If an application to strike a company off the Companies House Register is rejected due to its outstanding debts and the business cannot afford to repay those debts, it will be viewed as insolvent. In that case, a Creditors’ Voluntary Liquidation (CVL) is likely to be the best course of action.
Should your company has debts, new legislation came into force on the 12th May 2021, The Insolvency Service will be given powers to investigate directors of companies that have been dissolved, closing a legal loophole and acting as a strong deterrent against the misuse of the dissolution process.
If wrongdoing or malpractice is found, directors can face sanctions including a ban of up to 15 years.
Can a struck off company be reinstated to the register?
Usually it can, yes. However, having a company reinstated to the Companies House Register is not always a simple process and it may require a court order, depending on how it was struck off in the first place.

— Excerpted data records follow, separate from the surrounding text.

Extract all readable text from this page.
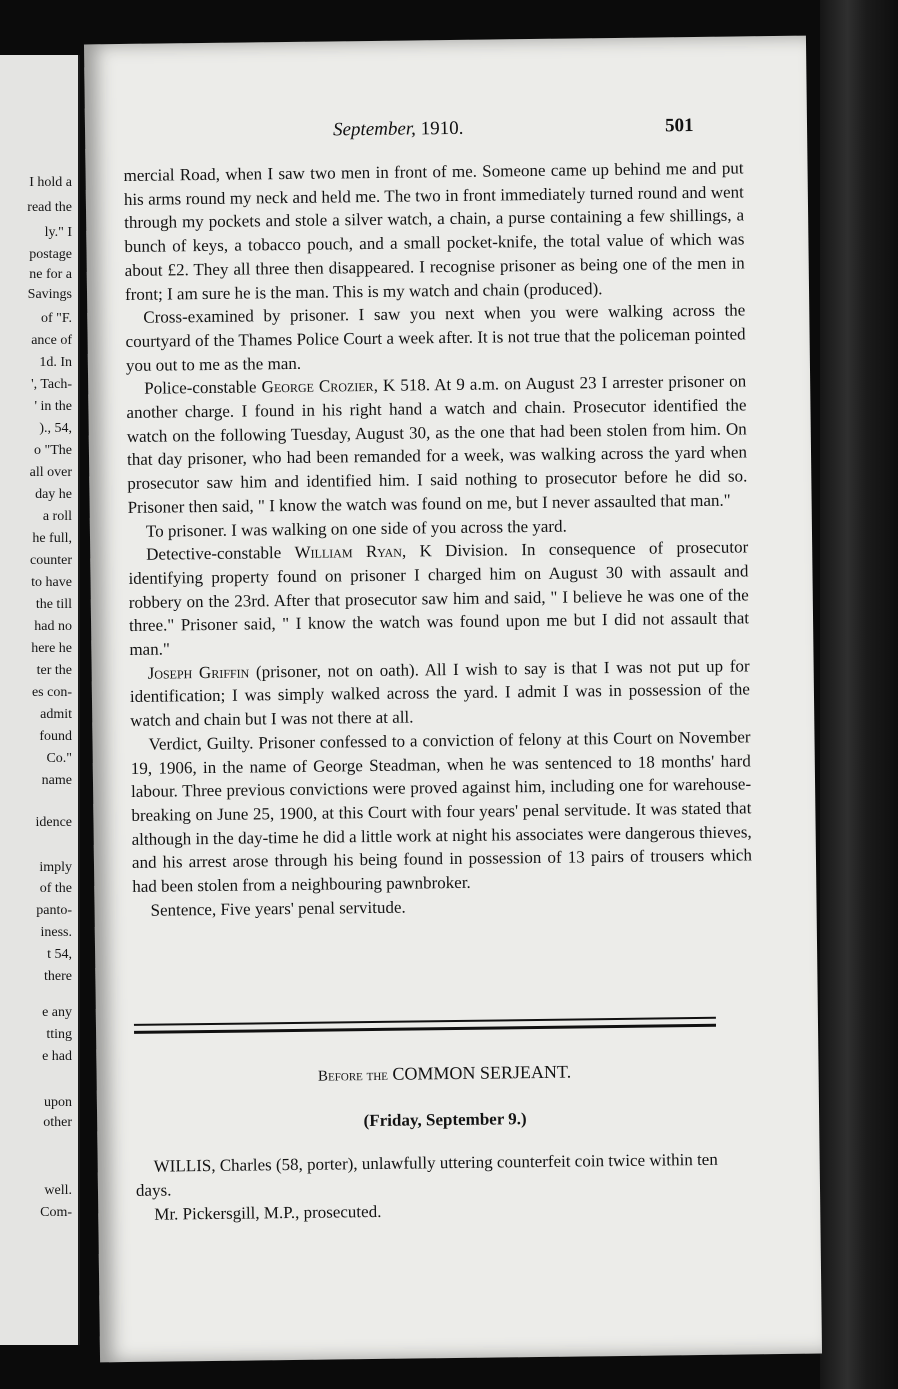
I hold a
read the
ly." I
postage
ne for a
Savings
of "F.
ance of
1d. In
', Tach-
' in the
)., 54,
o "The
all over
day he
a roll
he full,
counter
to have
the till
had no
here he
ter the
es con-
admit
found
Co."
name
idence
imply
of the
panto-
iness.
t 54,
there
e any
tting
e had
upon
other
well.
Com-
September, 1910.	501

mercial Road, when I saw two men in front of me. Someone came up behind me and put his arms round my neck and held me. The two in front immediately turned round and went through my pockets and stole a silver watch, a chain, a purse containing a few shillings, a bunch of keys, a tobacco pouch, and a small pocket-knife, the total value of which was about £2. They all three then disappeared. I recognise prisoner as being one of the men in front; I am sure he is the man. This is my watch and chain (produced).

Cross-examined by prisoner. I saw you next when you were walking across the courtyard of the Thames Police Court a week after. It is not true that the policeman pointed you out to me as the man.

Police-constable George Crozier, K 518. At 9 a.m. on August 23 I arrester prisoner on another charge. I found in his right hand a watch and chain. Prosecutor identified the watch on the following Tuesday, August 30, as the one that had been stolen from him. On that day prisoner, who had been remanded for a week, was walking across the yard when prosecutor saw him and identified him. I said nothing to prosecutor before he did so. Prisoner then said, " I know the watch was found on me, but I never assaulted that man."

To prisoner. I was walking on one side of you across the yard.

Detective-constable William Ryan, K Division. In consequence of prosecutor identifying property found on prisoner I charged him on August 30 with assault and robbery on the 23rd. After that prosecutor saw him and said, " I believe he was one of the three." Prisoner said, " I know the watch was found upon me but I did not assault that man."

Joseph Griffin (prisoner, not on oath). All I wish to say is that I was not put up for identification; I was simply walked across the yard. I admit I was in possession of the watch and chain but I was not there at all.

Verdict, Guilty. Prisoner confessed to a conviction of felony at this Court on November 19, 1906, in the name of George Steadman, when he was sentenced to 18 months' hard labour. Three previous convictions were proved against him, including one for warehouse-breaking on June 25, 1900, at this Court with four years' penal servitude. It was stated that although in the day-time he did a little work at night his associates were dangerous thieves, and his arrest arose through his being found in possession of 13 pairs of trousers which had been stolen from a neighbouring pawnbroker.

Sentence, Five years' penal servitude.

Before the COMMON SERJEANT.
(Friday, September 9.)

WILLIS, Charles (58, porter), unlawfully uttering counterfeit coin twice within ten days.

Mr. Pickersgill, M.P., prosecuted.
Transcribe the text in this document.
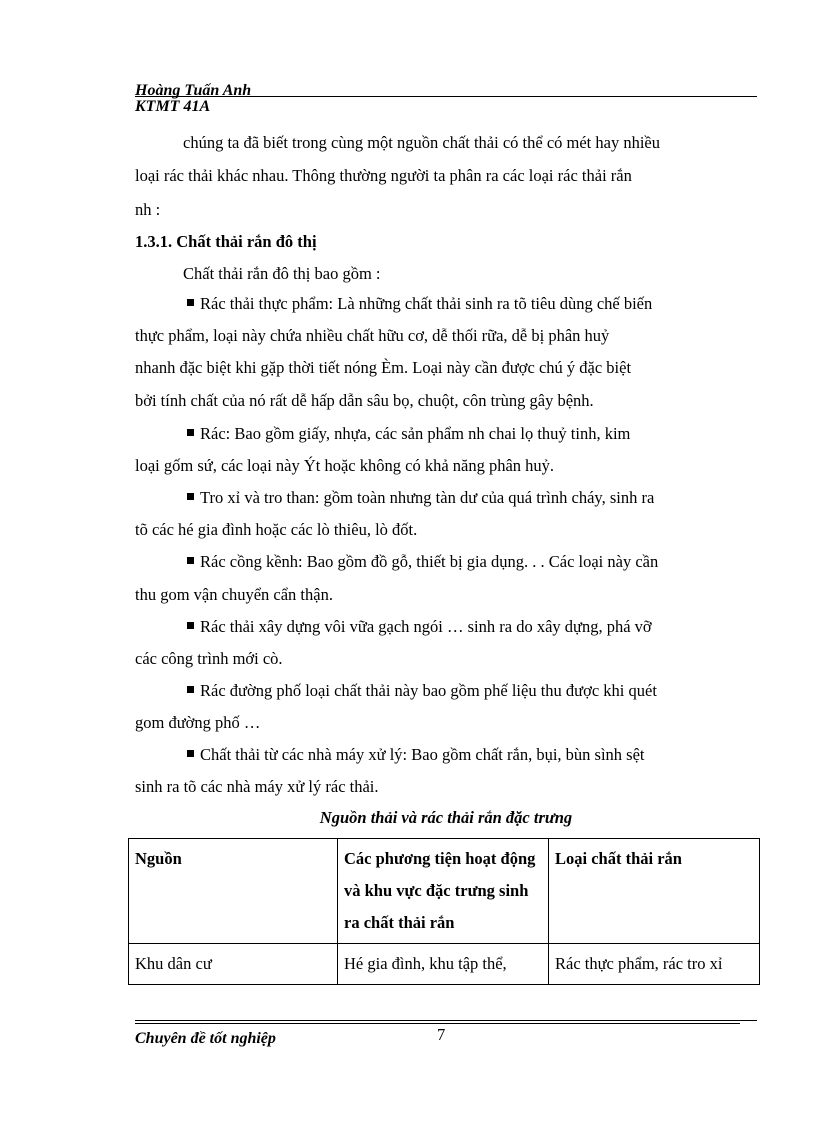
Hoàng Tuấn Anh
KTMT 41A
chúng ta đã biết trong cùng một nguồn chất thải có thể có mét hay nhiều
loại rác thải khác nhau. Thông thường người ta phân ra các loại rác thải rắn
nh :
1.3.1. Chất thải rắn đô thị
Chất thải rắn đô thị bao gồm :
Rác thải thực phẩm: Là những chất thải sinh ra tõ tiêu dùng chế biến
thực phẩm, loại này chứa nhiều chất hữu cơ, dễ thối rữa, dễ bị phân huỷ
nhanh đặc biệt khi gặp thời tiết nóng Èm. Loại này cần được chú ý đặc biệt
bởi tính chất của nó rất dễ hấp dẫn sâu bọ, chuột, côn trùng gây bệnh.
Rác: Bao gồm giấy, nhựa, các sản phẩm nh chai lọ thuỷ tinh, kim
loại gốm sứ, các loại này Ýt hoặc không có khả năng phân huỷ.
Tro xỉ và tro than: gồm toàn nhưng tàn dư của quá trình cháy, sinh ra
tõ các hé gia đình hoặc các lò thiêu, lò đốt.
Rác cồng kềnh: Bao gồm đồ gỗ, thiết bị gia dụng. . . Các loại này cần
thu gom vận chuyển cẩn thận.
Rác thải xây dựng vôi vữa gạch ngói … sinh ra do xây dựng, phá vỡ
các công trình mới cò.
Rác đường phố loại chất thải này bao gồm phế liệu thu được khi quét
gom đường phố …
Chất thải từ các nhà máy xử lý: Bao gồm chất rắn, bụi, bùn sình sệt
sinh ra tõ các nhà máy xử lý rác thải.
Nguồn thải và rác thải rắn đặc trưng
Nguồn	Các phương tiện hoạt động và khu vực đặc trưng sinh ra chất thải rắn	Loại chất thải rắn
Khu dân cư	Hé gia đình, khu tập thể,	Rác thực phẩm, rác tro xỉ
Chuyên đề tốt nghiệp	7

In the case of a voluntary strike off, court action will be required to reinstate the company. That will involve a long-winded process that typically costs £500 to £800 plus additional costs and takes around four months. The directors or shareholders might choose to reinstate the company to the register so they can:
- Recommence trading
- Realise an asset
- Pay a claim made against the business (e.g. for a personal injury)
- Complete a lease or property transaction
- Realise pension funds
If the company was forcibly removed from the register, you can apply for administrative restoration. The process can be completed by post and is reasonably simple. You must complete form RS01, make a payment of £100 and pay any other fees or payment penalties the company received. You can apply for administrative restoration if:
- You were a director or shareholder of the dissolved company
- The company was removed from the Companies House Register during the last six years
- The business was continuing to trade up until it was dissolv
Who can object to company dissolution, and under what circumstances?
Anyone connected to the business can object to its dissolution – this generally includes shareholders, creditors, and employees. A number of circumstances can lead to an objection, including:
- Failing to inform all the necessary parties that the business is being dissolved
- Directors falsely declaring solvency, whether deliberately, or as the result of accounting inaccuracies
- An employee wishing to take legal action against the company, or a creditor beginning legal action to wind up the company
- It is suspected that directors have committed fraud, or traded unlawfully
- A part of the closure process has not been followed – this could include failing to cease trade, or changing the company name during the three months prior to the application.